The federal government faces an even more serious problem when interest rates rise, as higher rates on its debt mean greater interest payments to service. Due to this federal-government debt burden, the Fed has an incentive to keep rates low, even if the long-term result is higher inflation. However, for now the Fed’s statement suggests it sees inflation as "subdued," so it’s putting those concerns aside for now.
Along with the promise of low rates, the Fed for the first time gave an inflation target of 2%, as measured by Personal Consumption Expenditures. The actual and target inflation show that the Fed is currently not under major pressure from missing its target…not yet.

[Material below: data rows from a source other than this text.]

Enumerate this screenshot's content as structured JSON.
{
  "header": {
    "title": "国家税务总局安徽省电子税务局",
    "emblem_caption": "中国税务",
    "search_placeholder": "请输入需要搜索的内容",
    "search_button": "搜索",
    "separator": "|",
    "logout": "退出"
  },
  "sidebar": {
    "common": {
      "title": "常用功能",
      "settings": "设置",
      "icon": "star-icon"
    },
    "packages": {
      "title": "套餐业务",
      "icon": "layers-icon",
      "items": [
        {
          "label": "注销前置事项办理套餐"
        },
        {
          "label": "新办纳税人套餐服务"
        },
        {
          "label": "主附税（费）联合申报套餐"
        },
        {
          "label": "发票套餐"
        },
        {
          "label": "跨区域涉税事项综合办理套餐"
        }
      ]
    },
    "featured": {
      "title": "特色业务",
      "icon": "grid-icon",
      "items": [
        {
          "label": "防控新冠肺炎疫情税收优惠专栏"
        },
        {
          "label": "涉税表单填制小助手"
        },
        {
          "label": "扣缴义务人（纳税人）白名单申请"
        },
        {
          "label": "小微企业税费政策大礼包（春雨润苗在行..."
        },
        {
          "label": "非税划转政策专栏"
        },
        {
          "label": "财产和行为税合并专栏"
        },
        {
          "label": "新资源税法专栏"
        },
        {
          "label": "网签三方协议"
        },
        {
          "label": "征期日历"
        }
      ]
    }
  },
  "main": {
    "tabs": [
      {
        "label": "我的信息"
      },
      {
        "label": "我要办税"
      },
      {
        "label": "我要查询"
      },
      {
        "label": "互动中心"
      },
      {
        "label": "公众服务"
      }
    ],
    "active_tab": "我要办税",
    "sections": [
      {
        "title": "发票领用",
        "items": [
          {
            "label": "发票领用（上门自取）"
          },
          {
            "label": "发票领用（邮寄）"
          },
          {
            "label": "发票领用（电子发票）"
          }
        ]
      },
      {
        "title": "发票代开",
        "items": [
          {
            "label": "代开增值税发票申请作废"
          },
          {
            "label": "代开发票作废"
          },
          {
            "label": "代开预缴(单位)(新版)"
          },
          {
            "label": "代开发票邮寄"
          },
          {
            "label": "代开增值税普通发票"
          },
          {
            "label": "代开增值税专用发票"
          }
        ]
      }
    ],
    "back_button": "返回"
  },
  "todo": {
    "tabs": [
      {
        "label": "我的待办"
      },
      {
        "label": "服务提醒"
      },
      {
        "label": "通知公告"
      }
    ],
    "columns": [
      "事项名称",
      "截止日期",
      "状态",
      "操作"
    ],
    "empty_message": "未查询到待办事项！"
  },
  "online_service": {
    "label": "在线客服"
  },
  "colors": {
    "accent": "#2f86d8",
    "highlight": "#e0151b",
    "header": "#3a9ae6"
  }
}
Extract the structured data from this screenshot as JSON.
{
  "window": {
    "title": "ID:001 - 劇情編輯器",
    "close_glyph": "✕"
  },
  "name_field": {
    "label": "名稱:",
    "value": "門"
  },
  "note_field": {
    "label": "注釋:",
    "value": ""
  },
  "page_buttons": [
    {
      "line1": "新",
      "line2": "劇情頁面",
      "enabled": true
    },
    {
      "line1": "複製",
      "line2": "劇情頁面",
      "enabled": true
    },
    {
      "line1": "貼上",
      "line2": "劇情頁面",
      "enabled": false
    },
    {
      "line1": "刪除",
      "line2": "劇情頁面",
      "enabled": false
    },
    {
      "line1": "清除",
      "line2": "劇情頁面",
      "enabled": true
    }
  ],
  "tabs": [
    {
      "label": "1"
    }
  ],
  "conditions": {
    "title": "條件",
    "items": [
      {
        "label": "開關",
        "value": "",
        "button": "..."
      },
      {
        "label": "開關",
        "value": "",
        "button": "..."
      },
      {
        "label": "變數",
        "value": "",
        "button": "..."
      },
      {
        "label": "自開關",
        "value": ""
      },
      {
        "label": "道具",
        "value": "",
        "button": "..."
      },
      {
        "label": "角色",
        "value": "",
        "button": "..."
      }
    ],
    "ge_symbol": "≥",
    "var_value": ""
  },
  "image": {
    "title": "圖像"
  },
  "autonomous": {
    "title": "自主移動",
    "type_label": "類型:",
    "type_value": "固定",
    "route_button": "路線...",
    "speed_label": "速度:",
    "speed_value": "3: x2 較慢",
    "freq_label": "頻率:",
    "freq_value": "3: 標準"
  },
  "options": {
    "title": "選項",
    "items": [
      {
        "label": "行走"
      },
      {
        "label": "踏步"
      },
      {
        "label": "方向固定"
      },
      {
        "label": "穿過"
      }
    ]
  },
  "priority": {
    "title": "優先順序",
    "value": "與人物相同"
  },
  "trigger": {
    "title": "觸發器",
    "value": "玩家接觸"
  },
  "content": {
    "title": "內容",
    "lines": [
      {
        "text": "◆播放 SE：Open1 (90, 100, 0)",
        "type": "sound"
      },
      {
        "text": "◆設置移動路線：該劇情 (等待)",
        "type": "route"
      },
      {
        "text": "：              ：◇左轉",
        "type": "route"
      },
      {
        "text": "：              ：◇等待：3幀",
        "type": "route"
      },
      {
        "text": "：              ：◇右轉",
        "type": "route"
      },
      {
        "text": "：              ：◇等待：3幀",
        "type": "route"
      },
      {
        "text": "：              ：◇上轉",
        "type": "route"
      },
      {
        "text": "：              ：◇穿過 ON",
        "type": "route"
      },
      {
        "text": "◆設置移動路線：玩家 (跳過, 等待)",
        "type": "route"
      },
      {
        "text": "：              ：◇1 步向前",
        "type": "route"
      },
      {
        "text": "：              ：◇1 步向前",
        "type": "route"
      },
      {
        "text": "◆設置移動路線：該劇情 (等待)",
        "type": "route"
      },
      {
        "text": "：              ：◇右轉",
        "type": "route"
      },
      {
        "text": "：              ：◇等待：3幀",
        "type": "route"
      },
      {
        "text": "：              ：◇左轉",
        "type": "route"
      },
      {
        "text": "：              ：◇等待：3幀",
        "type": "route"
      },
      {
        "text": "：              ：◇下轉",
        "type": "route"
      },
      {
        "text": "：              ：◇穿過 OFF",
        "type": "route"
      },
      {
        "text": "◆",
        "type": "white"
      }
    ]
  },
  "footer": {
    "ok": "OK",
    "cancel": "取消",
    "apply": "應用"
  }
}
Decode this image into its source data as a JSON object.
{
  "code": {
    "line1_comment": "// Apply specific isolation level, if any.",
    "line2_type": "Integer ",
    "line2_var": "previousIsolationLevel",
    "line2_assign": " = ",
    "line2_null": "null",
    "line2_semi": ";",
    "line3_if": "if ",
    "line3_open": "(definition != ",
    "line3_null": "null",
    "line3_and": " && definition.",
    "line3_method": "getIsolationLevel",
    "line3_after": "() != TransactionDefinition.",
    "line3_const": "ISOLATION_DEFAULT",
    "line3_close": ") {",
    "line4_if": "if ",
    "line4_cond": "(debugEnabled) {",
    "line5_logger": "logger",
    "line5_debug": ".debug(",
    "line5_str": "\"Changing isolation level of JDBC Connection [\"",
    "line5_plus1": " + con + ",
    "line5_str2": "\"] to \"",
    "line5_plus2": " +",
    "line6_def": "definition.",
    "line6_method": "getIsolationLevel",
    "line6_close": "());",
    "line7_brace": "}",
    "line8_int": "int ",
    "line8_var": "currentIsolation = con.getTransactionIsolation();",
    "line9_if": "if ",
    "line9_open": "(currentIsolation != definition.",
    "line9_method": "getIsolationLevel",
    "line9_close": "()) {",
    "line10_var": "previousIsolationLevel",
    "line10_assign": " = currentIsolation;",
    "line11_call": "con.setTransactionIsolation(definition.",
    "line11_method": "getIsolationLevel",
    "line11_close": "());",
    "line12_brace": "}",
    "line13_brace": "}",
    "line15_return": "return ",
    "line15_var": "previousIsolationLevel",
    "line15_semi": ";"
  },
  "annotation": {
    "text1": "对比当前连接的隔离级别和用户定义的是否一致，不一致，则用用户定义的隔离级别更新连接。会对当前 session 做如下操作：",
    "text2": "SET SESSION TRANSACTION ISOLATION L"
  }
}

The Fed has not even tried to set a target for the unemployment rate, which is only expected to edge below 8% by 2013. The Fed says that that the longer-run unemployment range is 5% to 6%. The big difference from the current level of 8.5% indicates that the Fed faces a greater challenge with unemployment than inflation now.
My conclusion from the Fed’s actions is that it doesn’t care as much about its inflation target as it does about improving the unemployment rate. Thus, it will err on the side of letting inflation rise, if it would improve unemployment.
But holding rates too low too long fueled the housing bubble. Repeating the same game will have consequences of malinvestment in the form of new bubbles in the economy. The Fed hopes to restore employment before the negative consequences of loose monetary policy show up.
Over the long run, the Fed expects the funds rate to rise to around 4.25%. Eleven of the members indicate that the rate will rise before 2015. Only six expect the rate to stay close to zero through 2014.
The gold price is driven by Fed policies and its bias toward printing money rather than defending the dollar’s purchasing power. This Fed bias was again reconfirmed by this announcement.
With all the Fed’s renewed vigor toward keeping rates low longer, we can once again reconfirm the ongoing downward slide for the dollar. As a result, gold remains the best investment against the damaging government deficits and central-bank policies around the world.